Sadiq Khan: ‘If you’re the only one fasting at Ramadan, you do stand out’
Sadiq Khan was appointed to the Privy Council and first asked to attend cabinet meetings in June 2009, Labour’s MP for Tooting became the first Asian and first Muslim to do so. He is quoted as saying the following on the lack of diversity in government “You can get obsessed by it and people do. Just by virtue of the fact that mass immigration only happened 30/40 years ago, there are going to be lots of first-ofs” – but the lack of diversity, not just ethnically, but “the shortage of women and of people from different backgrounds” makes it hard not to feel some sense of isolation. “When you first get to No 10 and everyone else around the cabinet table is white … If during Ramadan I’m fasting, people get it, but when you’re the only one, you do sort of stand out.”

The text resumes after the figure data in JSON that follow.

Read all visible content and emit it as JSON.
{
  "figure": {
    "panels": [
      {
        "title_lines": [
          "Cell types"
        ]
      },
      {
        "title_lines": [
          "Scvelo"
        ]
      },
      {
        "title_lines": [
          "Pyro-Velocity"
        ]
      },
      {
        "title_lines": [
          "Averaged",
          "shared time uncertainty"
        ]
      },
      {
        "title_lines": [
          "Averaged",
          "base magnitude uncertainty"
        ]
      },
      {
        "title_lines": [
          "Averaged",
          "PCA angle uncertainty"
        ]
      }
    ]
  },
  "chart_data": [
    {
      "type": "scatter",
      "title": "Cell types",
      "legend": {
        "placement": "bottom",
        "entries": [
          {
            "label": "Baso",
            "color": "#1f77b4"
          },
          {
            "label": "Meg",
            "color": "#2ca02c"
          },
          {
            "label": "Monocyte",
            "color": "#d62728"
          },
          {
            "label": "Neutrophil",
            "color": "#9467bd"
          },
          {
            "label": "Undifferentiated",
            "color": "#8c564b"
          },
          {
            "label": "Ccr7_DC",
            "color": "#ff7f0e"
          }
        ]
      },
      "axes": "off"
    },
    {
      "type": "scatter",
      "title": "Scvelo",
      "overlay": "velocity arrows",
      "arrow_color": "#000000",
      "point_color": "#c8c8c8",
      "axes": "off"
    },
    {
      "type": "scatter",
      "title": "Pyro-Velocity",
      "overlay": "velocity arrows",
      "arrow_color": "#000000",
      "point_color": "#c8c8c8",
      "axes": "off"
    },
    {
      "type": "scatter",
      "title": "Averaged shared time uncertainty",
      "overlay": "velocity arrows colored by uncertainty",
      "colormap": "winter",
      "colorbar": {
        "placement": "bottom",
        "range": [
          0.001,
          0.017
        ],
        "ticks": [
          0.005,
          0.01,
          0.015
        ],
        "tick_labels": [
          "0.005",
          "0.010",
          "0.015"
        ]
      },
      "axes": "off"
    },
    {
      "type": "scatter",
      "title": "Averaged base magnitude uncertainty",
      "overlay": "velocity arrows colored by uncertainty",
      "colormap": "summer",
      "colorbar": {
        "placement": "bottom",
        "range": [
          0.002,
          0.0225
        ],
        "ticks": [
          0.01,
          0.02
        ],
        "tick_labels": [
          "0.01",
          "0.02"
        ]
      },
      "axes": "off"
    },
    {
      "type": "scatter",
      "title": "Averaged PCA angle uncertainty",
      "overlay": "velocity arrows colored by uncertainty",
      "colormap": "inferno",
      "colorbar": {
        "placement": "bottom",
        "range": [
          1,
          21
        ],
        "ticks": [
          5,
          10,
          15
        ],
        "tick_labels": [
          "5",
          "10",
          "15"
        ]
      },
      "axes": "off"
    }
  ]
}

The report continues and states that balancing his faith and his role as an MP, has not always been easy. Last month, he was the subject of a fatwa calling for his death after he voted in favour of same-sex marriage. In response Khan stated that “What all minorities need to recognise is today in a pluralistic society it’s not just a question of tolerating others, you’ve got to respect others. I challenge anybody to find another country in the world which is more progressive or has laws that protect minorities more than this country. I speak to my cousins in Pakistan or India and they make the point that because [my family] aren’t well off and don’t have contacts in those countries, notwithstanding the fact that there is a Muslim majority in Pakistan, they couldn’t dream of being in the cabinet or doing the stuff that I’ve done here, and I’m a minority in the UK both religiously and ethnically and in all sorts of ways.”